Crónica João Pais #22

João Pais, Cronista

Confinados mas…

Livres de ser livres.
1974, Abril, 25.
Todos conhecemos a data, alguns vivemo-la ao vivo, a cores e escutando o som das botas que marcharam até ao Largo do Carmo.
Uns graúdos, outros miúdos, outros nem existindo ainda mas sabendo-lhe a história, aquela data abriu as portas e escancarou as janelas da liberdade.

Quantos desse lado que me vão lendo, não se recordarão dos tempos seguintes, em que cavalgaram seus dias livres numa explosão de geometrias velocipédicas, buscando cada cidade, cada bairro e cada rua seus cavaleiros andantes, galopantes?… percorrendo em duas rodas o caminho do ar livre, cabelos ao vento que capacete não era obrigação, levando à pendura namoradas ou amigos da algazarra no alcatrão.
Quantos duelos ao pôr-do-sol não se terão feito de semáforo a semáforo, do São José à Boca do Inferno, um cinema e uma esplanada, quantas vezes da Praça de Londres ao Santo António, da Piscina ao Aeroporto?

Hoje é 4ª feira e a crónica deveria ter sido escrita ontem, desculpem-me o prego, esse embaraço que era uma acelaradela sem a mudança metida, memórias de uma Casal de 5, certo?.. cuidados redobrados a sentir a coisa engrenada, era proibida essa patada, esse prego que era um mundo de ninguém em que a potência era barulho comprometedor.
Já antes por aqui, num dia de viagem ao passado vos falei nalguns,
nos Cavaleiros da Liberdade Nunca Antes Experimentada.

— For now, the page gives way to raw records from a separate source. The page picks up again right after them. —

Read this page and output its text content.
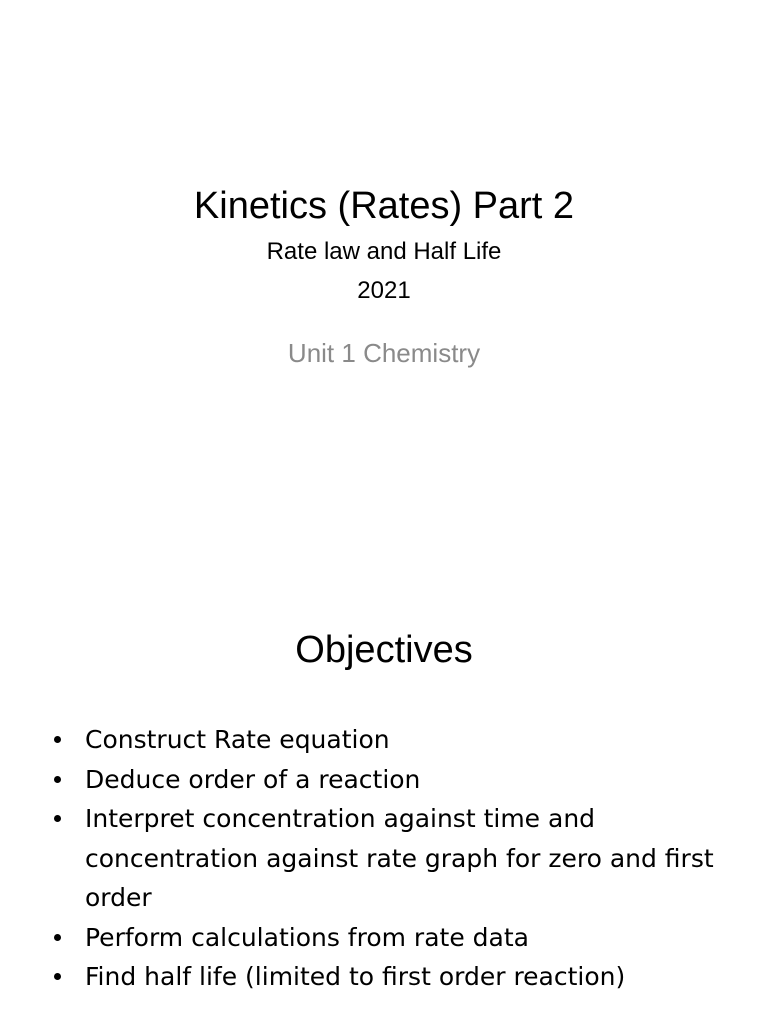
Kinetics (Rates) Part 2
Rate law and Half Life
2021
Unit 1 Chemistry
Objectives
Construct Rate equation
Deduce order of a reaction
Interpret concentration against time and concentration against rate graph for zero and first order
Perform calculations from rate data
Find half life (limited to first order reaction)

Olhemos aos dias de então, os cabelos eram compridos, o capacete andava pendurado no braço, o descanso lateral era um must, um cavalinho era sinónimo de vontade de viver, a vida acelerava-se, crescia-se das 50 cc para as 125, depois as dois e meio, 500 era um motão que até abananava, ver uma 1000 era de especar e apanhar o queixo, não havia fotos tiradas a correr, antes pelo contrário, aquilo era gastar o rolo primeiro e esperar a ida à loja, a revelação, chegava a passar um mês desde o clique até ao baque de ver a obra gravada para a posteridade.

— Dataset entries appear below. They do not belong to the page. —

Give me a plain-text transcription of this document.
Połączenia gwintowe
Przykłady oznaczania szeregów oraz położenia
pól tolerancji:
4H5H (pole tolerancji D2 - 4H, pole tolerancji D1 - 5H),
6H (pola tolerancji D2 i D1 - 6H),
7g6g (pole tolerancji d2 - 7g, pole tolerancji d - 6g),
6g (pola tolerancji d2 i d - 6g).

A vida meus senhores era vivida a uma velocidade alucinante mas a preto e branco nas memórias, era talvez dez vezes mais rápida que hoje, mas paradoxalmente mais pausada, cada momento de liberdade e de conquista era vivido e saboreado em bando, como aquelas presas grandes que distraem bandos de leões por horas, não havia fast-food, tudo era mais “peace and love”, uns dias, correrias loucas ao Dois, noutras noites, perdoem-me referências tão locais, mas quem não conhece o Dois, quem não saltou a grade atrás do Seixas?… Aquilo era como o Horta da Fonte no Cartaxo ou o Kiss em Albufeira, a malta cresceu a conhecer o nome às coisas ‘ de não perder ‘, tudo durava, durava e durava, a entrada dos Liceus parecia o parque do Autódromo em dia de MotoGP.

Olhemos aos dias de hoje.
Pela primeira vez na vida de todos nós, creio, uma pandemia obriga-nos a ficar em casa, andamos na rua mascarados, enluvados, navegamos solitários, fugimos ao encontrão e não queremos gente por perto, tudo ao contrário dos tempos trazidos na liberdade daquela madrugada e no entanto …

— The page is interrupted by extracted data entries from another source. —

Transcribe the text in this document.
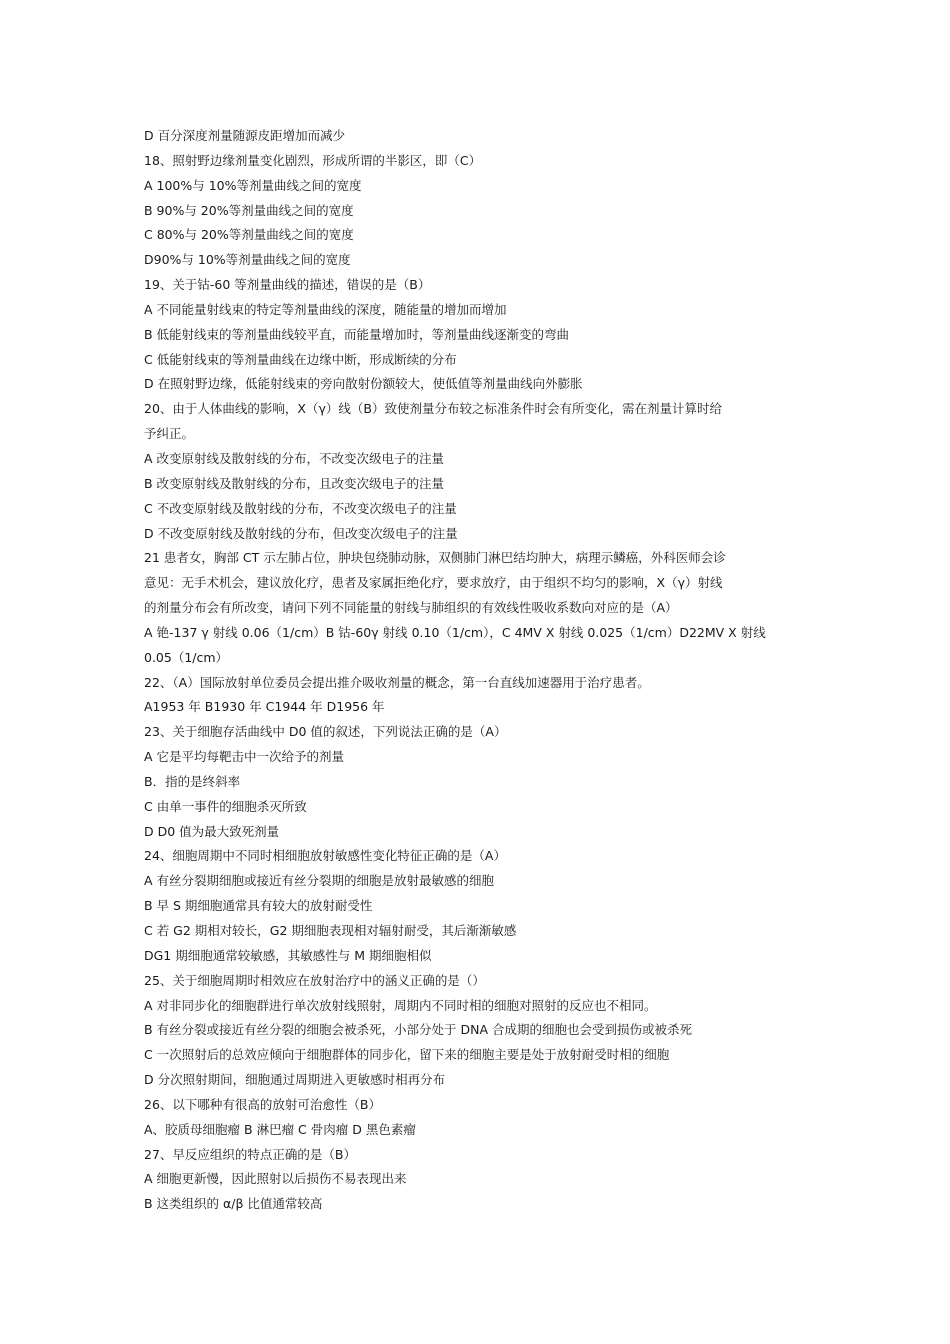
D 百分深度剂量随源皮距增加而减少
18、照射野边缘剂量变化剧烈，形成所谓的半影区，即（C）
A 100%与 10%等剂量曲线之间的宽度
B 90%与 20%等剂量曲线之间的宽度
C 80%与 20%等剂量曲线之间的宽度
D90%与 10%等剂量曲线之间的宽度
19、关于钴-60 等剂量曲线的描述，错误的是（B）
A 不同能量射线束的特定等剂量曲线的深度，随能量的增加而增加
B 低能射线束的等剂量曲线较平直，而能量增加时，等剂量曲线逐渐变的弯曲
C 低能射线束的等剂量曲线在边缘中断，形成断续的分布
D 在照射野边缘，低能射线束的旁向散射份额较大，使低值等剂量曲线向外膨胀
20、由于人体曲线的影响，X（γ）线（B）致使剂量分布较之标准条件时会有所变化，需在剂量计算时给
予纠正。
A 改变原射线及散射线的分布，不改变次级电子的注量
B 改变原射线及散射线的分布，且改变次级电子的注量
C 不改变原射线及散射线的分布，不改变次级电子的注量
D 不改变原射线及散射线的分布，但改变次级电子的注量
21 患者女，胸部 CT 示左肺占位，肿块包绕肺动脉，双侧肺门淋巴结均肿大，病理示鳞癌，外科医师会诊
意见：无手术机会，建议放化疗，患者及家属拒绝化疗，要求放疗，由于组织不均匀的影响，X（γ）射线
的剂量分布会有所改变，请问下列不同能量的射线与肺组织的有效线性吸收系数向对应的是（A）
A 铯-137 γ 射线 0.06（1/cm）B 钴-60γ 射线 0.10（1/cm），C 4MV X 射线 0.025（1/cm）D22MV X 射线
0.05（1/cm）
22、（A）国际放射单位委员会提出推介吸收剂量的概念，第一台直线加速器用于治疗患者。
A1953 年 B1930 年 C1944 年 D1956 年
23、关于细胞存活曲线中 D0 值的叙述，下列说法正确的是（A）
A 它是平均每靶击中一次给予的剂量
B．指的是终斜率
C 由单一事件的细胞杀灭所致
D D0 值为最大致死剂量
24、细胞周期中不同时相细胞放射敏感性变化特征正确的是（A）
A 有丝分裂期细胞或接近有丝分裂期的细胞是放射最敏感的细胞
B 早 S 期细胞通常具有较大的放射耐受性
C 若 G2 期相对较长，G2 期细胞表现相对辐射耐受，其后渐渐敏感
DG1 期细胞通常较敏感，其敏感性与 M 期细胞相似
25、关于细胞周期时相效应在放射治疗中的涵义正确的是（）
A 对非同步化的细胞群进行单次放射线照射，周期内不同时相的细胞对照射的反应也不相同。
B 有丝分裂或接近有丝分裂的细胞会被杀死，小部分处于 DNA 合成期的细胞也会受到损伤或被杀死
C 一次照射后的总效应倾向于细胞群体的同步化，留下来的细胞主要是处于放射耐受时相的细胞
D 分次照射期间，细胞通过周期进入更敏感时相再分布
26、以下哪种有很高的放射可治愈性（B）
A、胶质母细胞瘤 B 淋巴瘤 C 骨肉瘤 D 黑色素瘤
27、早反应组织的特点正确的是（B）
A 细胞更新慢，因此照射以后损伤不易表现出来
B 这类组织的 α/β 比值通常较高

Que se aproveite para viajar, busquem-se as velhas fotografias sacadas pelas Kodak’s, aqueles momento eternizados por pequeníssimas molduras brancas nos rectângulos de papel, chamemos os nossos e contemos-lhes um pouco de quem éramos naqueles tempos, de como fazíamos com a idade deles, de como aguardávamos meio parvos que telefone de casa fizesse trimmm trimmmm, e que de entre todos os lá de casa o telefonema fosse para nós , de como éramos obrigados a murmurar baixinho nossos namoros e mais baixinho ainda em se tratando de coisas ilícitas.
Lembro-me de uma Caballero, de uma Norton 500, de uma Vespa e mais uma Gilera, das RD’s, CB’s e DT’s, esse mundo de letras aos pares tinha muito que se lhe dissesse, cada um puxava a brasa à sua amada, lembro ainda uma Laverda, cruzes, que raridades nos trazia aquele nosso bairro.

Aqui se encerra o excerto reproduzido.